My cousin just sent me this email, wondering if any of you have seen this floating around and wonder if there is any truth to it? This Wolf was shot recently in Drayton Valley , Alberta 
which is near Edmonton about 3 hours North of Calgary. The wolf weighs over 230lbs smashing the previous record of 175lbs. Wouldn't want to run into this puppy in the woods. Apparently a bear hunter witnessed this wolf chase off a big black bear at his baiting station.


----------



## TEX-O-BOB (Sep 12, 2007)

Wow! If that's a photoshop job it a **** good one.

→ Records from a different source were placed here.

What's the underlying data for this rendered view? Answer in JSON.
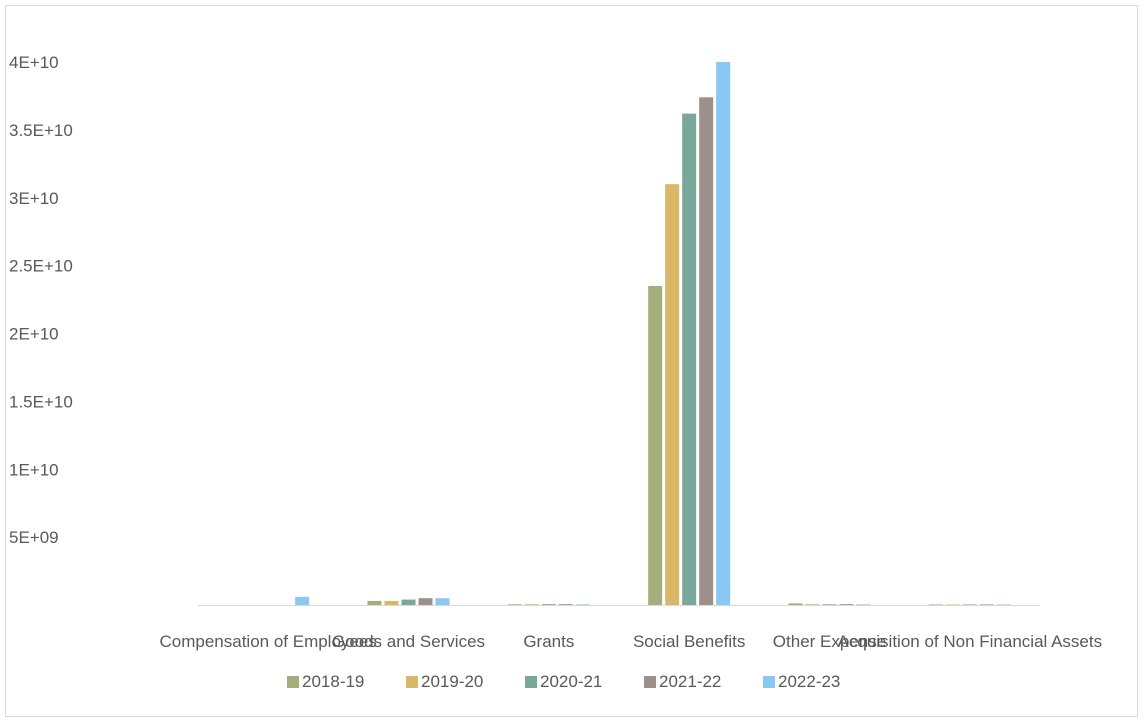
{
  "chart_data": {
    "type": "bar",
    "title": "",
    "xlabel": "",
    "ylabel": "",
    "categories": [
      "Compensation of Employees",
      "Goods and Services",
      "Grants",
      "Social Benefits",
      "Other Expense",
      "Acquisition of Non Financial Assets"
    ],
    "ylim": [
      0,
      40000000000
    ],
    "y_ticks": [
      5000000000,
      10000000000,
      15000000000,
      20000000000,
      25000000000,
      30000000000,
      35000000000,
      40000000000
    ],
    "y_tick_labels": [
      "5E+09",
      "1E+10",
      "1.5E+10",
      "2E+10",
      "2.5E+10",
      "3E+10",
      "3.5E+10",
      "4E+10"
    ],
    "grid": false,
    "legend_position": "bottom",
    "series": [
      {
        "name": "2018-19",
        "color": "#a5ad7c",
        "values": [
          0,
          300000000,
          50000000,
          23500000000,
          120000000,
          40000000
        ]
      },
      {
        "name": "2019-20",
        "color": "#d9b766",
        "values": [
          0,
          300000000,
          60000000,
          31000000000,
          60000000,
          40000000
        ]
      },
      {
        "name": "2020-21",
        "color": "#79a79a",
        "values": [
          0,
          400000000,
          60000000,
          36200000000,
          50000000,
          40000000
        ]
      },
      {
        "name": "2021-22",
        "color": "#9d8f8a",
        "values": [
          0,
          500000000,
          60000000,
          37400000000,
          60000000,
          40000000
        ]
      },
      {
        "name": "2022-23",
        "color": "#88c8f2",
        "values": [
          600000000,
          500000000,
          50000000,
          40000000000,
          50000000,
          40000000
        ]
      }
    ]
  }
}
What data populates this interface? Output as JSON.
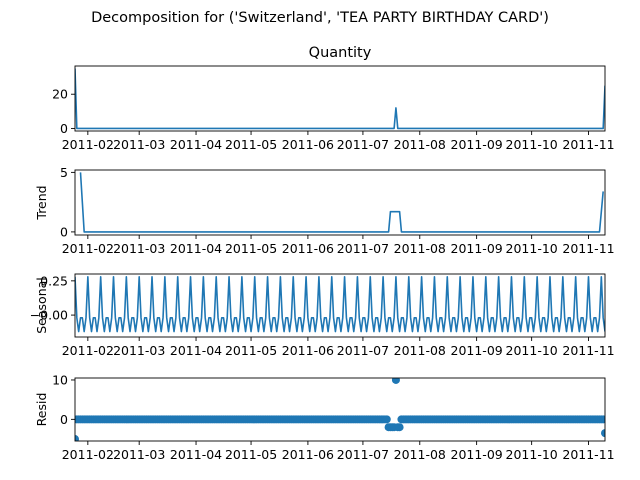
{
  "figure": {
    "suptitle": "Decomposition for ('Switzerland', 'TEA PARTY BIRTHDAY CARD')"
  },
  "x_tick_labels": [
    "2011-02",
    "2011-03",
    "2011-04",
    "2011-05",
    "2011-06",
    "2011-07",
    "2011-08",
    "2011-09",
    "2011-10",
    "2011-11"
  ],
  "colors": {
    "series": "#1f77b4",
    "axis": "#000000"
  },
  "chart_data": [
    {
      "type": "line",
      "panel": "observed",
      "title": "Quantity",
      "ylabel": "",
      "x_type": "date",
      "x_range": [
        "2011-01-25",
        "2011-11-10"
      ],
      "ylim": [
        -1.5,
        36.5
      ],
      "yticks": [
        0,
        20
      ],
      "grid": false,
      "x": [
        "2011-01-25",
        "2011-01-26",
        "2011-01-27",
        "2011-07-18",
        "2011-07-19",
        "2011-07-20",
        "2011-11-08",
        "2011-11-09",
        "2011-11-10"
      ],
      "y": [
        35,
        0,
        0,
        0,
        12,
        0,
        0,
        0,
        25
      ]
    },
    {
      "type": "line",
      "panel": "trend",
      "title": "",
      "ylabel": "Trend",
      "x_type": "date",
      "x_range": [
        "2011-01-25",
        "2011-11-10"
      ],
      "ylim": [
        -0.26,
        5.2
      ],
      "yticks": [
        0,
        5
      ],
      "grid": false,
      "x": [
        "2011-01-28",
        "2011-01-29",
        "2011-01-30",
        "2011-07-15",
        "2011-07-16",
        "2011-07-21",
        "2011-07-22",
        "2011-11-07",
        "2011-11-09"
      ],
      "y": [
        5.0,
        2.5,
        0,
        0,
        1.7,
        1.7,
        0,
        0,
        3.4
      ]
    },
    {
      "type": "line",
      "panel": "seasonal",
      "title": "",
      "ylabel": "Seasonal",
      "x_type": "date",
      "x_range": [
        "2011-01-25",
        "2011-11-10"
      ],
      "ylim": [
        -0.16,
        0.3
      ],
      "yticks": [
        0.25,
        -0.0
      ],
      "ytick_labels": [
        "0.25",
        "−0.00"
      ],
      "grid": false,
      "period_days": 7,
      "start": "2011-01-25",
      "end": "2011-11-10",
      "weekly_pattern": [
        0.28,
        -0.02,
        -0.12,
        -0.02,
        -0.02,
        -0.12,
        -0.02
      ]
    },
    {
      "type": "scatter",
      "panel": "resid",
      "title": "",
      "ylabel": "Resid",
      "x_type": "date",
      "x_range": [
        "2011-01-25",
        "2011-11-10"
      ],
      "ylim": [
        -5.5,
        10.5
      ],
      "yticks": [
        0,
        10
      ],
      "grid": false,
      "baseline": 0,
      "start": "2011-01-26",
      "end": "2011-11-09",
      "exceptions": [
        {
          "x": "2011-01-25",
          "y": -5.0
        },
        {
          "x": "2011-07-15",
          "y": -2.0
        },
        {
          "x": "2011-07-16",
          "y": -2.0
        },
        {
          "x": "2011-07-17",
          "y": -2.0
        },
        {
          "x": "2011-07-18",
          "y": -2.0
        },
        {
          "x": "2011-07-19",
          "y": 10.0
        },
        {
          "x": "2011-07-20",
          "y": -2.0
        },
        {
          "x": "2011-07-21",
          "y": -2.0
        },
        {
          "x": "2011-11-10",
          "y": -3.5
        }
      ]
    }
  ]
}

It's a good thing wolves only eat elk deer and moose. :roll:


----------



## GaryFish (Sep 7, 2007)

Just me - this smells/looks very photochopped. I'm a big guy, and I know I could not hug and lift in that kind of hug, a 230 pound dead animal. The messege reads like an urban legend. I didn't find anything on Snopes. Anyone else?


----------



## Nor-tah (Dec 16, 2007)

Its an illusion, thats Jahan holding it. Dude only weighs 70 pounds so that wolf is 130 tops. :lol: JK Jahaner


----------



## jahan (Sep 7, 2007)

Nor-tah said:


> Its an illusion, thats Jahan holding it. Dude only weighs 70 pounds so that wolf is 130 tops. :lol: JK Jahaner


Let me clear things up, I am 80 lbs first of all and that is clearly the Werewolf I killed while he was attacking Bigfoot. :lol:


----------



## longbow (Mar 31, 2009)

I don't know if that's a photoshop job or not. I've seen wolves in Idaho, Wyoming, Alberta, Yukon and Alaska and a few of them were pushing that size. I'm sure none of the one's I've seen were that big but the one in the photo might be legit. Last week in northern Idaho, we saw four wolf tracks following some elk and I just couldn't believe how huge the tracks were.


----------



## Nor-tah (Dec 16, 2007)

jahan said:


> Nor-tah said:
> 
> 
> > Its an illusion, thats Jahan holding it. Dude only weighs 70 pounds so that wolf is 130 tops. :lol: JK Jahaner
> ...


Bahahaa :lol: :mrgreen:


----------



## stillhunterman (Feb 15, 2009)

Ya, that pic's been floating around for a while now. Don't know if it's legit. Just like with all critters, there can be abnormal sizes show up every now and then... just not in mulie bucks in the northern unit :mrgreen:


----------



## Kingfisher (Jul 25, 2008)

i saw this photo at least a year ago, maybe 2, not sure cause so many come floating around. then they refloat with different text and circumstance.


----------



## lehi (Sep 13, 2007)

I got the same email, but it said it was shot in sun valley Idaho because it was taking livestock.


----------



## El Casador (Aug 27, 2009)

:shock: That's one big wolf i'm sure he was eating what he had his eye on. that's if there was no trick photography involved cause that is one big bad wolf! and one strong dude.


----------